Case note reviews undertaken to inform development of the RCGP Acute Kidney Injury Toolkit (AKI) in 2018 revealed variable, 'hit and miss' discharge information leading to additional workload in primary care to manage the uncertainties this created. Through national partnerships and collaboration between primary and secondary care, the RCGP has developed new national guidance for post-discharge care following acute kidney injury.

The RCGP Acute Kidney Injury Project Team has produced new guidance, which promotes tailored and timely discharge care for people who have had a hospital admission complicated by AKI. The guidance table and the Top Ten Tips are designed to support safer transitions of care and are relevant to both hospital and general practice teams. These new resources have now been integrated within the RCGP AKI toolkitPost-AKI Care section along with many useful resources for practitioners, patients and carers.

Why AKI?

Acute kidney injury is common, harmful and costly. It is a marker of illness severity that is associated with poor outcomes including high rates of unplanned re-hospitalisation as well as development or progression of chronic kidney disease. Placing an AKI diagnosis in clinical context is important to improve outcomes.

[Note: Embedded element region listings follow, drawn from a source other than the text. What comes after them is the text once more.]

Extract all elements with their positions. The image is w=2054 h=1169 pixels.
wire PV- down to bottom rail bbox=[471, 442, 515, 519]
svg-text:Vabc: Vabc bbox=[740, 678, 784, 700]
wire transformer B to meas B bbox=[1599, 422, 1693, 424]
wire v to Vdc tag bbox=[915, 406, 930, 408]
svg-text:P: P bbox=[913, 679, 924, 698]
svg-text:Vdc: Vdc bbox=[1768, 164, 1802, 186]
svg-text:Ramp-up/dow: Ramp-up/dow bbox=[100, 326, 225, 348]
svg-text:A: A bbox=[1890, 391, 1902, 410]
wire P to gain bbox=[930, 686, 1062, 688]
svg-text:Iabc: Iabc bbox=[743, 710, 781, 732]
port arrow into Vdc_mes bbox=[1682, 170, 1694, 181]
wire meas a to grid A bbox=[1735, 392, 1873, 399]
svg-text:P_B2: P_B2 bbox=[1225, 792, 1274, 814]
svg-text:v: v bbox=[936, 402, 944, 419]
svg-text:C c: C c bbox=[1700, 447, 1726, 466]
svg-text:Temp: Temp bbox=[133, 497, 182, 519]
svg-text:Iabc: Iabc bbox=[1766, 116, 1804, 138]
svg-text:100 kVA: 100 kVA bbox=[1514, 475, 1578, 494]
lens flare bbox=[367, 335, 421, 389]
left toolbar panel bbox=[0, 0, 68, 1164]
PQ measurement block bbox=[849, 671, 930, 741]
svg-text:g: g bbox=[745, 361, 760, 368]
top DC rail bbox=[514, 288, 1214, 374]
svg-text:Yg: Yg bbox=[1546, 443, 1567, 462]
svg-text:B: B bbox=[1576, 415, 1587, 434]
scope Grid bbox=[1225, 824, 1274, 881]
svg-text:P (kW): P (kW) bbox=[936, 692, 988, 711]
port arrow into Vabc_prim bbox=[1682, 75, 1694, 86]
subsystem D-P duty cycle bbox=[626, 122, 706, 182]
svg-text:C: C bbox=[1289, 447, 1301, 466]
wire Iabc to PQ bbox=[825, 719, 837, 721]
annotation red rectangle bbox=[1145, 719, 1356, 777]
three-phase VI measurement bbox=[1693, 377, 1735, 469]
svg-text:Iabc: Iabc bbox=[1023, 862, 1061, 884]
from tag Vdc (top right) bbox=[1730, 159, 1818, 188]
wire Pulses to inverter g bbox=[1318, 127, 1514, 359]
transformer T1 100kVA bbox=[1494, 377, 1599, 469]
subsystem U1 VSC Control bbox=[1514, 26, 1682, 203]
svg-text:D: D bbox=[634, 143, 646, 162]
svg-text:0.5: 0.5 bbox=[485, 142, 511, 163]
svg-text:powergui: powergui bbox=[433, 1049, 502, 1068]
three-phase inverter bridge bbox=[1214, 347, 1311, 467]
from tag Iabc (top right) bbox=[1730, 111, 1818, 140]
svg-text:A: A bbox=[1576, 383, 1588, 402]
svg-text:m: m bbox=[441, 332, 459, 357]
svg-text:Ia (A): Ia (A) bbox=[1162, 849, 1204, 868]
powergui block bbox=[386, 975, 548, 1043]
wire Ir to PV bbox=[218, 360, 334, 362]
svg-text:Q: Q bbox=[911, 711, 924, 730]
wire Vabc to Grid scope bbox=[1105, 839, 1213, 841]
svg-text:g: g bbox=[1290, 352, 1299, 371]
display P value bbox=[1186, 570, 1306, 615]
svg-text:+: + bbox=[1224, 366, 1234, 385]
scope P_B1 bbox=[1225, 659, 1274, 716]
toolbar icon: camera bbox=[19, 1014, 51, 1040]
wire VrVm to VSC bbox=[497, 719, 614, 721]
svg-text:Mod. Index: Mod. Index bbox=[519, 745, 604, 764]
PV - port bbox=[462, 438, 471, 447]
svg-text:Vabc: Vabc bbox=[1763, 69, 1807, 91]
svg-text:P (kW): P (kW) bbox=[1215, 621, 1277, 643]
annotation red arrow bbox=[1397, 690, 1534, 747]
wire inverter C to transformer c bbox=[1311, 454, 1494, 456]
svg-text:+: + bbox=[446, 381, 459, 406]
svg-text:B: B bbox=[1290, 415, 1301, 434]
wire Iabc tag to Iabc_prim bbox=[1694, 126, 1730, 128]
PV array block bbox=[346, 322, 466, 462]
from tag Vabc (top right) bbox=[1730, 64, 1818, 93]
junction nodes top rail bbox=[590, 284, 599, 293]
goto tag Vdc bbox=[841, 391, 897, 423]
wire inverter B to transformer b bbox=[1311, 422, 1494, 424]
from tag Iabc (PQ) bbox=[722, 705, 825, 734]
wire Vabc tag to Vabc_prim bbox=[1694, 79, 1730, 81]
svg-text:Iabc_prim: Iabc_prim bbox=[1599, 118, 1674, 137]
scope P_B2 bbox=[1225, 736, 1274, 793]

The new guidance includes recommendations about timeliness of clinical review after discharge, based upon AKI stage, clinical risk factors and degree of kidney function recovery. The resource promotes tailored and timely follow-up and seeks to address the safety risks that arise when patients transition between secondary and primary care. It highlights a need to address poor outcomes following AKI for people with heart failure.

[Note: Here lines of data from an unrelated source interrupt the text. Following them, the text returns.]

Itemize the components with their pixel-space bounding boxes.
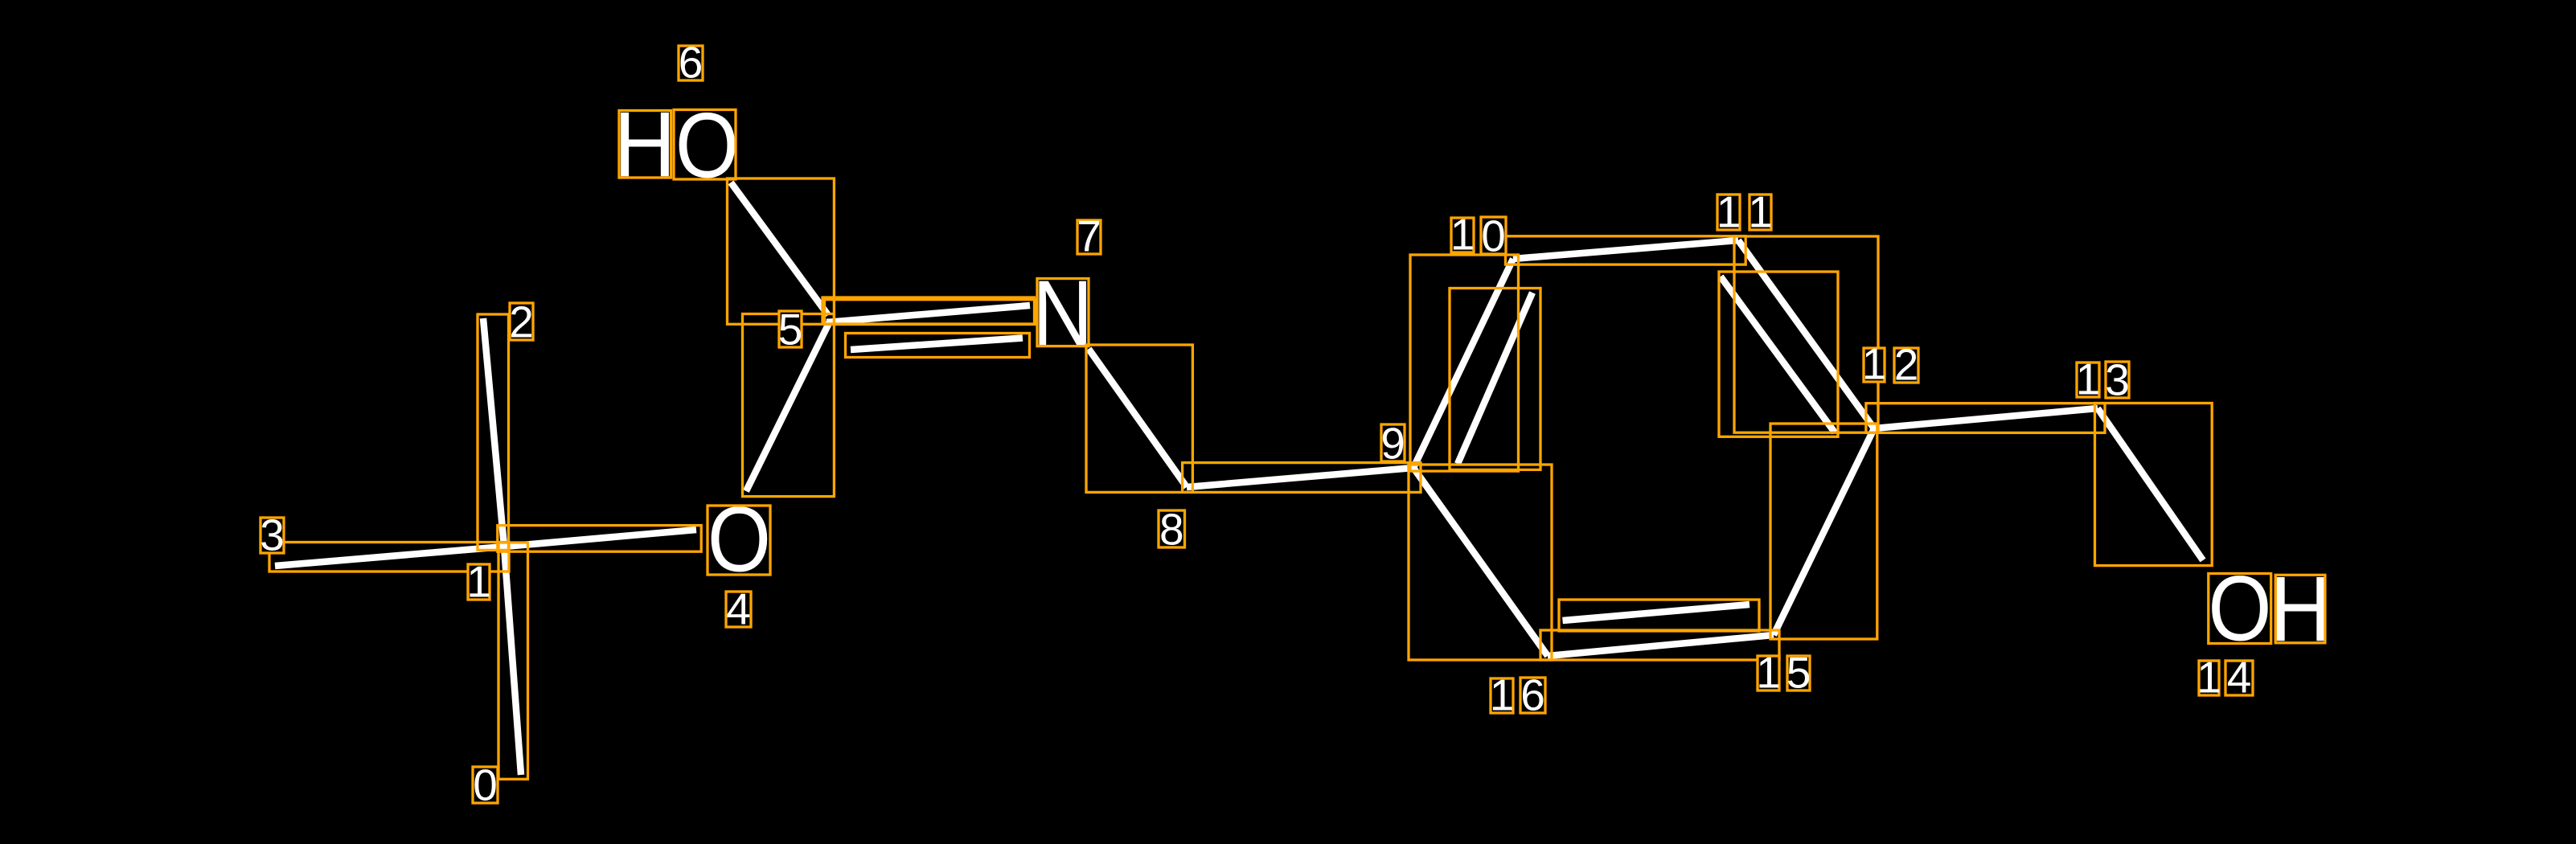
tag 11 digit 1 bbox=[1717, 187, 1741, 237]
box bond C9=C10 main bbox=[1410, 255, 1519, 471]
box bond C1-C0 bbox=[498, 543, 528, 779]
label H of OH (atom 14) bbox=[2270, 556, 2332, 660]
tag 12 digit 2 bbox=[1894, 340, 1919, 390]
svg-text:6: 6 bbox=[679, 38, 703, 88]
svg-text:H: H bbox=[613, 92, 675, 195]
tag 12 digit 1 bbox=[1862, 339, 1887, 389]
bond C5=N7 inner bbox=[851, 338, 1023, 350]
bond C15=C16 main bbox=[1548, 635, 1774, 656]
svg-text:7: 7 bbox=[1077, 211, 1101, 261]
tag 4 (atom 4) bbox=[726, 584, 751, 634]
bond N7-C8 bbox=[1089, 349, 1187, 487]
svg-text:1: 1 bbox=[2076, 354, 2101, 404]
svg-text:1: 1 bbox=[2197, 653, 2221, 703]
svg-text:1: 1 bbox=[1717, 187, 1741, 237]
bond C11=C12 inner bbox=[1721, 277, 1835, 432]
bond C15=C16 inner bbox=[1563, 604, 1750, 621]
tag 14 digit 1 bbox=[2197, 653, 2221, 703]
svg-text:1: 1 bbox=[1756, 648, 1781, 698]
svg-text:1: 1 bbox=[1862, 339, 1887, 389]
svg-text:H: H bbox=[2270, 556, 2332, 660]
tag 11 digit 1b bbox=[1748, 187, 1773, 237]
box bond C15=C16 main bbox=[1540, 630, 1779, 660]
tag 5 (atom 5) bbox=[778, 305, 803, 354]
tag 13 digit 1 bbox=[2076, 354, 2101, 404]
svg-text:9: 9 bbox=[1380, 419, 1405, 469]
label N (atom 7) bbox=[1032, 261, 1093, 365]
box bond C5=N7 main b bbox=[825, 300, 1037, 325]
svg-text:1: 1 bbox=[1450, 210, 1475, 260]
tag 10 digit 0 bbox=[1481, 211, 1506, 261]
box bond C12-C15 bbox=[1770, 424, 1877, 639]
svg-text:6: 6 bbox=[1520, 670, 1545, 720]
svg-text:3: 3 bbox=[2105, 355, 2130, 405]
bond C16-C9 bbox=[1413, 468, 1548, 656]
tag 10 digit 1 bbox=[1450, 210, 1475, 260]
tag 15 digit 1 bbox=[1756, 648, 1781, 698]
bond C9=C10 main bbox=[1413, 259, 1513, 468]
svg-text:0: 0 bbox=[1481, 211, 1506, 261]
svg-text:O: O bbox=[708, 489, 771, 592]
box bond C12-C13 bbox=[1866, 404, 2105, 433]
bond C12-C15 bbox=[1774, 428, 1874, 635]
bond C1-C2 bbox=[483, 318, 504, 547]
box bond C1-O4 bbox=[498, 526, 701, 552]
box H of OH bbox=[2275, 575, 2325, 643]
tag 14 digit 4 bbox=[2225, 653, 2253, 703]
svg-text:4: 4 bbox=[2227, 653, 2252, 703]
svg-text:2: 2 bbox=[509, 297, 534, 347]
box bond C5=N7 inner bbox=[846, 334, 1030, 358]
label H of HO (atom 6) bbox=[613, 92, 675, 195]
tag 0 (atom 0) bbox=[473, 760, 498, 810]
box N atom 7 bbox=[1037, 279, 1089, 346]
svg-text:4: 4 bbox=[726, 584, 751, 634]
tag 8 (atom 8) bbox=[1159, 505, 1185, 555]
box O atom 4 bbox=[708, 506, 770, 575]
tag 2 (atom 2) bbox=[509, 297, 534, 347]
svg-text:1: 1 bbox=[466, 557, 491, 607]
bond C5-O6 bbox=[731, 182, 828, 315]
box bond N7-C8 bbox=[1086, 345, 1192, 492]
bond C1-O4 bbox=[504, 530, 696, 547]
svg-text:N: N bbox=[1032, 261, 1093, 365]
bond C1-C0 bbox=[504, 547, 521, 775]
tag 3 (atom 3) bbox=[260, 510, 285, 560]
svg-text:2: 2 bbox=[1894, 340, 1919, 390]
box bond C9=C10 inner bbox=[1450, 289, 1540, 470]
box bond O4-C5 bbox=[743, 314, 835, 497]
box bond C10-C11 bbox=[1506, 236, 1746, 264]
tag 7 (atom 7) bbox=[1077, 211, 1101, 261]
box bond C16-C9 bbox=[1409, 465, 1552, 660]
box bond C5=N7 main bbox=[822, 297, 1035, 324]
box bond C15=C16 inner bbox=[1559, 600, 1759, 631]
bond C5=N7 main bbox=[827, 305, 1030, 322]
tag 16 digit 6 bbox=[1520, 670, 1545, 720]
bond C1-C3 bbox=[275, 547, 504, 566]
box bond C11=C12 inner bbox=[1719, 272, 1838, 436]
box bond C5-O6 bbox=[728, 178, 835, 324]
svg-text:0: 0 bbox=[473, 760, 498, 810]
box H of HO bbox=[619, 111, 671, 178]
bond O4-C5 bbox=[746, 320, 831, 491]
bond C12-C13 bbox=[1874, 408, 2098, 428]
tag 13 digit 3 bbox=[2105, 355, 2130, 405]
bond C8-C9 bbox=[1187, 468, 1413, 487]
tag 6 (atom 6) bbox=[679, 38, 703, 88]
svg-text:1: 1 bbox=[1748, 187, 1773, 237]
tag 9 (atom 9) bbox=[1380, 419, 1405, 469]
label O (atom 4) bbox=[708, 489, 771, 592]
tag 16 digit 1 bbox=[1490, 670, 1515, 720]
tag 1 (atom 1) bbox=[466, 557, 491, 607]
label O of HO (atom 6) bbox=[675, 95, 739, 198]
bond C10-C11 bbox=[1513, 240, 1738, 259]
box bond C1-C3 bbox=[269, 543, 509, 572]
box bond C1-C2 bbox=[478, 314, 509, 550]
box bond C13-O14 bbox=[2095, 404, 2213, 566]
svg-text:3: 3 bbox=[260, 510, 285, 560]
svg-text:1: 1 bbox=[1490, 670, 1515, 720]
svg-text:5: 5 bbox=[778, 305, 803, 354]
bond C9=C10 inner bbox=[1458, 293, 1532, 464]
box bond C8-C9 bbox=[1183, 463, 1421, 493]
svg-text:5: 5 bbox=[1786, 648, 1811, 698]
bond C11=C12 main bbox=[1738, 240, 1874, 428]
box O of OH bbox=[2209, 574, 2271, 644]
box O of HO bbox=[674, 110, 736, 180]
bond C13-O14 bbox=[2098, 408, 2203, 560]
box bond C11=C12 main bbox=[1734, 236, 1878, 432]
label O of OH (atom 14) bbox=[2208, 558, 2271, 661]
svg-text:8: 8 bbox=[1159, 505, 1184, 555]
tag 15 digit 5 bbox=[1786, 648, 1811, 698]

Treat the person, not the test result

The guidance aims to maximise the utility of AKI as a driver of patient safety whilst minimise the potential for patient burden and unnecessary workload for clinicians. To achieve this, the guidance was developed using established consensus methodology that sought representation from the RCGP Overdiagnosis group.

The guidance was produced in partnership between the RCGP and Think Kidneys; the Academic Health Science Network (AHSN) for the North East and North Cumbria; Kent, Surrey and Sussex AHSN; NIHR Greater Manchester Patient Safety Translational Research Centre; NIHR Collaboration for Leadership in Applied Health Research and Care Greater Manchester; NHS Education for Scotland; and Healthcare Improvement Scotland. Aligning with wider recommendations, the guidance is endorsed by the British Society for Heart Failure.